For mid-career docs, a reasonable goal to aim for is putting aside 20% of gross income for retirement. What you spend the rest of your money on is less important than how much you’re saving.
This is quite different from how you’ll handle expenses during retirement, when you no longer have a steady stream of income; rather, you have a pot of money that needs to last you another 20, 30, or even 40 years. At that point, thinking about specific expenses becomes more important (more on this topic later). That said, if you’re a mid-career doctor who is not meeting this 20% savings goal, it’s time to make a plan that will free up cash for retirement savings and investments.
Later-career docs: Calculate your spending level in retirement
Financial success means having a portfolio that can support your retirement dreams – with the confidence that your money will last and you won’t need to watch every dollar you spend. As you near retirement, your focus will shift away from accumulating savings to calculating the annual expenses you will have to meet in retirement.
A good place to start is figuring out which expenses will be necessary and which will be more flexible. To do this, separate your anticipated spending into these two categories:
- Fixed expenses: You can confidently forecast your “must-have” fixed expenses – such as property taxes, property/casualty insurance, health care costs, utilities, and groceries – because they remain steady from month to month.
- Discretionary expenses: These “like-to-have” expenses vary from month to month. This makes them harder to predict but easier to control. They might include dining out, travel, and charitable contributions.
As a retiree, understanding your fixed and discretionary expenses can help you prepare for a bear market, when the stock market can decline by 20% or more. Your portfolio won’t consist entirely of stocks, so it shouldn’t drop to that degree. Still, it will decline significantly. You may need to cut back on spending for a year or 2 to allow your portfolio to recover, particularly if the portfolio declines early in retirement.
Are you ready for retirement?
During the long bull market preceding the great recession of 2007 and 2009, many physicians retired –only to return to their practices when their portfolio values plummeted. In the exuberance of the moment, many failed to heed the warnings of many economists and got caught flat-footed.

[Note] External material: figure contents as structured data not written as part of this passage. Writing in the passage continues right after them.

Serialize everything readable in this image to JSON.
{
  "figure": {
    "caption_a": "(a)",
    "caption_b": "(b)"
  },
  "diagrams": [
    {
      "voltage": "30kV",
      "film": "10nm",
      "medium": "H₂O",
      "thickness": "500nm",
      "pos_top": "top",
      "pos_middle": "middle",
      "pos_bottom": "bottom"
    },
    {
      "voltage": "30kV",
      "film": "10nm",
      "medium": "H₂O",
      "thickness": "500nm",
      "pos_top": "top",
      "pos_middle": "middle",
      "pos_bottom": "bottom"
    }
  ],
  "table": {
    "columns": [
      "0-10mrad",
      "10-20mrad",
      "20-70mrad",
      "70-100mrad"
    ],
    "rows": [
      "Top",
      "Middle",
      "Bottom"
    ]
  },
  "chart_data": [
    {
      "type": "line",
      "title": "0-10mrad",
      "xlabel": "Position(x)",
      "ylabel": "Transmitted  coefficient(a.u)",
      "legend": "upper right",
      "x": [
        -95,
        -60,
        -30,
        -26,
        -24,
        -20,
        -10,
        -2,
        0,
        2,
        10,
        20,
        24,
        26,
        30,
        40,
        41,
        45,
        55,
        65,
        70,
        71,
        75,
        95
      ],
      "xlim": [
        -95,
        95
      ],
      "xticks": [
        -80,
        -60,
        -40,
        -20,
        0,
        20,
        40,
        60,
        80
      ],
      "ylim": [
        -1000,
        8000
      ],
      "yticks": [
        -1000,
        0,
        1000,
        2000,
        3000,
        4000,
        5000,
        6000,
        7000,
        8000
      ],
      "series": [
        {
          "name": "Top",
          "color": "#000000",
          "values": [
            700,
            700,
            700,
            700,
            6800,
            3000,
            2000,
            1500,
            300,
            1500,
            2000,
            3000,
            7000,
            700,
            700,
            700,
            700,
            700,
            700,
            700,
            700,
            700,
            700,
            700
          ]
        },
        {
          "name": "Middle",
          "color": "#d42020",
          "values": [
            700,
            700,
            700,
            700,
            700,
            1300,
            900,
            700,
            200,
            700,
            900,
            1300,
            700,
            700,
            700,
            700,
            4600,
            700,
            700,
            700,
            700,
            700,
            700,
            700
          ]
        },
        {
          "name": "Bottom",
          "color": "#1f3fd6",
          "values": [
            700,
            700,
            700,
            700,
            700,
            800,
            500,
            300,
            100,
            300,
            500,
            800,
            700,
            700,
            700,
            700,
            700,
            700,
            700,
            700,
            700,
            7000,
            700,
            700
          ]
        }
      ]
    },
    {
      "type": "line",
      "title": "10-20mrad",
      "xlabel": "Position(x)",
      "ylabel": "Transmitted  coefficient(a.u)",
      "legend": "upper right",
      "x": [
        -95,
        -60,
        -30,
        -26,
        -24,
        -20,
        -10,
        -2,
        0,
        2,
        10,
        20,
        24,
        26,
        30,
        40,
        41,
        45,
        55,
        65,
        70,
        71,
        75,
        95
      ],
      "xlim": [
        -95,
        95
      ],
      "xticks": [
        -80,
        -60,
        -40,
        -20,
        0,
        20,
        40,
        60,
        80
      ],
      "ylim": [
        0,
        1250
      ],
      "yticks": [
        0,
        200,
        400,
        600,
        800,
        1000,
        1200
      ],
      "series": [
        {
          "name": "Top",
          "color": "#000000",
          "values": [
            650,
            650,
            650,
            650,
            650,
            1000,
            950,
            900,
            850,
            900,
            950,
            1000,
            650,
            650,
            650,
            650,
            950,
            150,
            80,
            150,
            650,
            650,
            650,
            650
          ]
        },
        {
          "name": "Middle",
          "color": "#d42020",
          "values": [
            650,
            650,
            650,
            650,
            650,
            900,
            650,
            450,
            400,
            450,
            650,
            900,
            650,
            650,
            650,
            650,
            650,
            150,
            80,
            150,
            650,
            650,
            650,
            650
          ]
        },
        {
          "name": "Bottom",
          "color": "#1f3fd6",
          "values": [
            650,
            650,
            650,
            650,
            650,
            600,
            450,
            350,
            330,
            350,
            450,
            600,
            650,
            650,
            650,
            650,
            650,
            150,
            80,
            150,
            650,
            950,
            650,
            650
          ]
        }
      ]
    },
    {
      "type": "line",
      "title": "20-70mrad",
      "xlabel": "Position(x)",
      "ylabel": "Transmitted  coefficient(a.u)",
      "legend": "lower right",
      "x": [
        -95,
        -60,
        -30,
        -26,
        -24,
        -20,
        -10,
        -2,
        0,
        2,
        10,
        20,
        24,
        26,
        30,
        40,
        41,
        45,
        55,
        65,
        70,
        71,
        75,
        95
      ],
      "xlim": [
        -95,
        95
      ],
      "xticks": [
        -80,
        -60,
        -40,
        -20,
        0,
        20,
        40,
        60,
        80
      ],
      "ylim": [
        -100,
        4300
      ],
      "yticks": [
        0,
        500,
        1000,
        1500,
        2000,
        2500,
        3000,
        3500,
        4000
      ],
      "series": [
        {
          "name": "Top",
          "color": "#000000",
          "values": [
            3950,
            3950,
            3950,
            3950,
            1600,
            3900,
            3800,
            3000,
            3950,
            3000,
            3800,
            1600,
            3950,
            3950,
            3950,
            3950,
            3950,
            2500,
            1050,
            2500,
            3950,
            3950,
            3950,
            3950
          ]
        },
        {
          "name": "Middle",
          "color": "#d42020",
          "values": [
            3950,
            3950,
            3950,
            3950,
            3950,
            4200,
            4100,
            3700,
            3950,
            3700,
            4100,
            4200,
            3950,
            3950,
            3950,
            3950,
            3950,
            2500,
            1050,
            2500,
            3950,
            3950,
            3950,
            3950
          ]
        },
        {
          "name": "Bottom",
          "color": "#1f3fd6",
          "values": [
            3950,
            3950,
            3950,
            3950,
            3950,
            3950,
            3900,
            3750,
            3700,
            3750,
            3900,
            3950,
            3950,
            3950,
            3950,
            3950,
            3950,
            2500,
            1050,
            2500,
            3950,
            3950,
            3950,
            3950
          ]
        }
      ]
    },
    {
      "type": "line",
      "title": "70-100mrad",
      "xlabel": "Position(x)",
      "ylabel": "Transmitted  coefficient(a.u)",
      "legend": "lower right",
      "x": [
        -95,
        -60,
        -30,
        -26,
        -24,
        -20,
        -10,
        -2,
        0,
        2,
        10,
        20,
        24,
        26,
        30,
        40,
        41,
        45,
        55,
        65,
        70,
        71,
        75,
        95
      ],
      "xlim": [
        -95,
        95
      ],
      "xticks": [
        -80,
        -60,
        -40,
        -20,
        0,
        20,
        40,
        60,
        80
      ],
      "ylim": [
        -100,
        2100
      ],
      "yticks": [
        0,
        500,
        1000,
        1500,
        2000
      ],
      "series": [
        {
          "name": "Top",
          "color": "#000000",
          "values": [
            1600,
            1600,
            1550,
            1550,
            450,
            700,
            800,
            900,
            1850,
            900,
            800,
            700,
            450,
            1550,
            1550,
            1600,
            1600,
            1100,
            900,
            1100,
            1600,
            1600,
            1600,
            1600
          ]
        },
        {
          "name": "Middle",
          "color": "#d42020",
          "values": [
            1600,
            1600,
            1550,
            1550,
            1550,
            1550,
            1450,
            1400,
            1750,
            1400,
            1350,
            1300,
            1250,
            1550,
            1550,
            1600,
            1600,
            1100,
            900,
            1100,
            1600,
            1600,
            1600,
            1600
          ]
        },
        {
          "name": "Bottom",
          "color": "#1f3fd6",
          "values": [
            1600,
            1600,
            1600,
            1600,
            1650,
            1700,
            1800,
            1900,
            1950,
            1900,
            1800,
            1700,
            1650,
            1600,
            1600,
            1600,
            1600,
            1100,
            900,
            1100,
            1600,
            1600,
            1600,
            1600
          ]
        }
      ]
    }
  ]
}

Right now it’s a bull market, but we’re seeing concerning signs, such as an out-of-control housing market and rumblings about inflation and rising consumer costs. Sound familiar? If you hope to retire soon, take the time to objectively look around the corner so you can plan appropriately – whether your goal is to retire completely, stay in practice part-time, or even take on a new opportunity.
In an “it-depends” world, don’t be lured by a fictitious magic number, no matter what comes up when you Google: “When can I retire?” Instead, save early, imagine your dream retirement, and calculate expenses later to see what’s possible.
Dr. Greenwald is a graduate of the Albert Einstein College of Medicine, New York. Dr. Greenwald completed his internal medicine residency at the University of Minnesota, Minneapolis. He practiced internal medicine in the Twin Cities for 11 years before making the transition to financial planning for physicians, beginning in 1998.
A version of this article first appeared on Medscape.com.